El profesor Gabilondo, como suele decirle su compañero Cepeda, maneja un sentido del humor inteligente. Un hombre culto sabe mirarse al espejo y conoce antes que nadie si el cielo se va a romper sobre su cabeza o no. ¿Soso? Depende de lo que en estos tiempos de griterío se quiera entender por insípido. El profesor ya no era candidato tal y como toda la Federación Socialista de Madrid sabía desde hace meses. En el 2023 ya no le tocaba. La Moncloa le había sacado del cartel al colocar su nombre encima de la mesa de negociación con el PP como Defensor del Pueblo.

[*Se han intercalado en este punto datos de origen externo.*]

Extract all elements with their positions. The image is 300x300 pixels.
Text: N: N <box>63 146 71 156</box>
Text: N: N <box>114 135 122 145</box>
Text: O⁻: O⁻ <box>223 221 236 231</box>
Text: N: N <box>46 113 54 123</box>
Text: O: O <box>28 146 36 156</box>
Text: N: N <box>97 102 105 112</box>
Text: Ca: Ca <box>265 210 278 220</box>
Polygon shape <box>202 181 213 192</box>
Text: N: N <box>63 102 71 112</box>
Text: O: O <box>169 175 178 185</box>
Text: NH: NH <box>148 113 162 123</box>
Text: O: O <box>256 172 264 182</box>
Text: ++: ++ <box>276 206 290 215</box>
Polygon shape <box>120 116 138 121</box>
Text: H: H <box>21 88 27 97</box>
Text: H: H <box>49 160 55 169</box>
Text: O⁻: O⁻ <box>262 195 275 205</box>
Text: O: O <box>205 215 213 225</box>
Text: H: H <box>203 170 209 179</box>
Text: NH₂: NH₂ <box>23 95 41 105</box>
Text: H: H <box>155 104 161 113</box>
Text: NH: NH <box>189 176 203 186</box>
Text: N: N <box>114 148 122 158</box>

Gabilondo sabe que el 4 de mayo se le ha venido encima tras la fracasada operación de asalto al poder autonómico del PP diseñada desde la Moncloa. Entre los daños colaterales del fiasco organizado sobre un papel lleno de datos por el druida de la Moncloa hay que incluir la candidatura apresurada de Gabilondo. Ya que está, y a la vista de las encuestas, nada más que perder porque se quema el primero de la candidatura. Que pase la número dos para 2023. El profesor se ha declarado “verso suelto”. Para empezar, le ha dicho a Iglesias que no le arrolle en su intento de ser quien lleve la voz cantante contra Díaz Ayuso: “Con este Iglesias no”. La duda para el observador es si Gabilondo conoce otro Iglesias distinto con el que pueda pactar sin ser devorado. Como intento queda anotado. Igual sucede con los impuestos que ahora el PSOE en Madrid quiere congelar (dos años) después de proponer en la Asamblea de Madrid subidas para incrementar la recaudación en 600 millones de euros.

Las vacunas desaparecidas

El jaleo no va con Gabilondo, que busca atrapar todos los votos que encuentre hasta la linde del PP. Por supuesto que Ciudadanos es un caladero en el que pescar, pero si se mantiene la polarización entre Ayuso sí o Ayuso con Iglesias al frente de las operaciones, corre Gabilondo el riesgo de quedarse con esa parte de la cesta vacía. La campaña en Madrid moverá voto como ocurre siempre, pero sin perder de vista el contexto de una pandemia que no se termina porque la ilusión óptica de la caja con las vacunas ha desaparecido.

En el equipo de campaña de Ayuso hay a quien se le escapa la euforia, una mala compañía en cualquier circunstancia. Las urnas madrileñas tendrán consecuencias en toda España al ser unas generales en versión reducida. Buena parte del desenlace de la legislatura nacional se desvelará esa misma noche. Como se ha visto desde el 10 de marzo, y tras las elecciones catalanas, la habitual crispación política española anclada en este ciclo de la vida pública desde el bloqueo 2015 de Sánchez a Rajoy, muta en cataclismo en un solo instante. Para este tipo de tensión todavía no hay vacuna, pero la esperanza es lo último que se pierde.